Is your VNA synchronized with your PACS?
PACS and VNA synchronization is not only critical, it should be mandatory. Without this integration piece, I don’t see the value of having a Vendor Neutral Archive.
Years ago when I was working for an imaging vendor, they bought a technology company and leveraged to develop a PACS Vendor Neutral Archive. The term was still in its infancy, however the functionality seemed obvious given the name ‘VNA’.
The integration process between our PACS and the new VNA went very well. We were able to send various DICOM images from our PACS and the VNA was receiving everything without a glitch. We were also able to query the VNA from our PACS Viewer and retrieve images. Things were good…until…
It didn’t take long to see through the normal course of PACS Administration duties that corrections that were made in PACS did not forward to the VNA. Image Pre-fetching was another function we had taken for granted that wasn’t a feature. Two critical features that just ‘happened’ using a PACS system, were now not available.
One of the major benefits we had was owning PACS and our VNA was we were able to implement changes internally without involving any other vendors.
In this scenario the VNA and PACS both used Oracle databases. Eventually we had the two Oracle databases linked to one another and updates and changes were being updated.
Before we got the synchronization issues worked out, coming in during the implementation and seeing the PACS Admins do reconciliations twice, once in PACS and once in the VNA, was not a good feeling.

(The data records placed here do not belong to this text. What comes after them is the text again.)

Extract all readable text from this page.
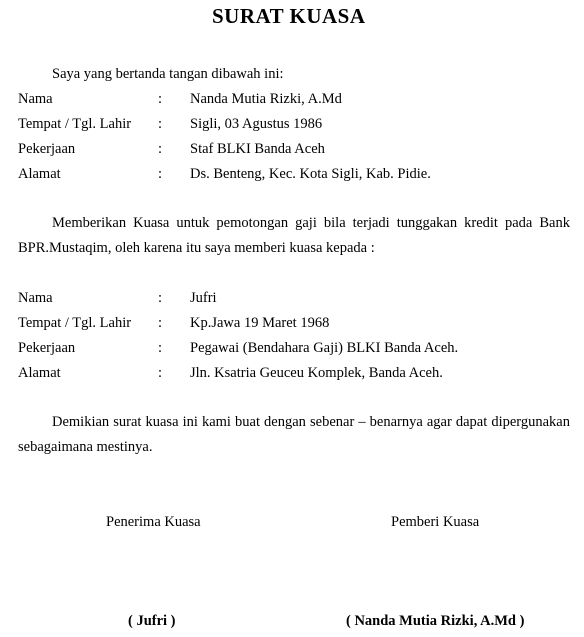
SURAT KUASA
Saya yang bertanda tangan dibawah ini:
Nama	: Nanda Mutia Rizki, A.Md
Tempat / Tgl. Lahir : Sigli, 03 Agustus 1986
Pekerjaan	: Staf BLKI Banda Aceh
Alamat	: Ds. Benteng, Kec. Kota Sigli, Kab. Pidie.
Memberikan Kuasa untuk pemotongan gaji bila terjadi tunggakan kredit pada Bank BPR.Mustaqim, oleh karena itu saya memberi kuasa kepada :
Nama	: Jufri
Tempat / Tgl. Lahir : Kp.Jawa 19 Maret 1968
Pekerjaan	: Pegawai (Bendahara Gaji) BLKI Banda Aceh.
Alamat	: Jln. Ksatria Geuceu Komplek, Banda Aceh.
Demikian surat kuasa ini kami buat dengan sebenar – benarnya agar dapat dipergunakan sebagaimana mestinya.
Penerima Kuasa	Pemberi Kuasa
( Jufri )	( Nanda Mutia Rizki, A.Md )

One of the biggest challenges VNA companies are having now is synchronization with PACS. The vendor I worked for accomplished with through database communication, however not every company has the luxury of controling both sides of an issue.
Vendors are able to take advantage of an an IHE profile called IOCM – Imaging Object Change Management in order to accomplish this task.
Imaging Object Change Management (IOCM) specifies how one actor communicates local changes applied on existing imaging objects to other actors that manage copies of the modified imaging objects in their own local systems. The supported changes include (1) object rejection due to quality or patient safety reasons, (2) correction of incorrect modality worklist entry selection, and (3) expiration of objects due to data retention requirements. It defines how changes are captured and how to communicate these changes.